Adams became a doctor after her husband returned from the Civil War a sickly man, then died in childbirth at a time the two were operating a clinic in the Pennsylvania House.

“I thought it was a crime” that her story had been forgotten, Benston said, “because all her life, she was giving to the church and to help children.

“There’s a story behind everybody.”

On Anne Benston Day, she was in her wheelchair saying how much she treasured the tales of common folks who had made uncommon contributions, when she was interrupted by a voice that said: “You know, that sounds a lot like somebody we all know.”

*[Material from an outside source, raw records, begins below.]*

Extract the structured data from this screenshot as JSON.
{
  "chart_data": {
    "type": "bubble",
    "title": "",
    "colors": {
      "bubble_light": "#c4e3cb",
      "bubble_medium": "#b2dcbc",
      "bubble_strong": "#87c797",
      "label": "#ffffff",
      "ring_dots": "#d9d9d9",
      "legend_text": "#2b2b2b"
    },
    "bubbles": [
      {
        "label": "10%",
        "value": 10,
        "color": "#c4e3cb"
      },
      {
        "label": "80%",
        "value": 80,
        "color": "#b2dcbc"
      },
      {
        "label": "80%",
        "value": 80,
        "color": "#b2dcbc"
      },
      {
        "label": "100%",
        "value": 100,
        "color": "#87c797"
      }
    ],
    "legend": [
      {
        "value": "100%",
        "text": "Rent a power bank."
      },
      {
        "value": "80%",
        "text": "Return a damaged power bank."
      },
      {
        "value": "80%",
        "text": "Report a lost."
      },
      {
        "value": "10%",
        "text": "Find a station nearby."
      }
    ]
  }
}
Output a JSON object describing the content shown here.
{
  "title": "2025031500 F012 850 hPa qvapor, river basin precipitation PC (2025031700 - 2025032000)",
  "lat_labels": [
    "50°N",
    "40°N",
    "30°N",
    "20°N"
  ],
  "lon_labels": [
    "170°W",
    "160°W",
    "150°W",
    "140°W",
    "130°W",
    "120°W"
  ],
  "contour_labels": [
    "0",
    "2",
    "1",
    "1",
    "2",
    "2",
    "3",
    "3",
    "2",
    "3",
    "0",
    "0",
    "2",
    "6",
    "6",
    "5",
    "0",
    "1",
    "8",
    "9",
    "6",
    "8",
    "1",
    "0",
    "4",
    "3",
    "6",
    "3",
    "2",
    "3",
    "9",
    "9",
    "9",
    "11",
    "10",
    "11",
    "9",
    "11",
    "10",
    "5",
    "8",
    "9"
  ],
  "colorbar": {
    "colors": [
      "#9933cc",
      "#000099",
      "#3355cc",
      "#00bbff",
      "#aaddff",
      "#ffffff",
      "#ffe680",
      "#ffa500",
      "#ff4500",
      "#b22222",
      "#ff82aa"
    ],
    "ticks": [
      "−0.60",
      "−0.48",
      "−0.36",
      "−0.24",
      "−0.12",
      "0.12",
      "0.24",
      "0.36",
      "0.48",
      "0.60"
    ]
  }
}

Her penchant for honoring the less honored makes the location of Lake Anne Benston particularly appropriate. Rather than being topographically upscale with the likes of O.S. Kelly, her pond is down-slope and abuts a pond being named for John Dick.

A Scottish immigrant who trained at the Royal Botanical Gardens in Edinburgh, then worked in New York and Cincinnati, Dick came to Springfield in 1863 to design the new rural cemetery that early provided a resting place for Springfield’s Civil War soldiers and later grew into Springfield’s most beloved hallowed ground.

During Dick’s 43 years as superintendent, he lost two children to diphtheria within 10 days, a wife to suicide near the first anniversary of the children’s deaths, and a second wife three years before his own passing.

Those interested will want to look for a notice in the spring, when the cemetery plans to formally dedicate or rededicate all three lakes.

And when that happens, it will be altogether fitting and proper that a woman who has made her mark recognizing the historical contributions of others will have a historical marker of her own.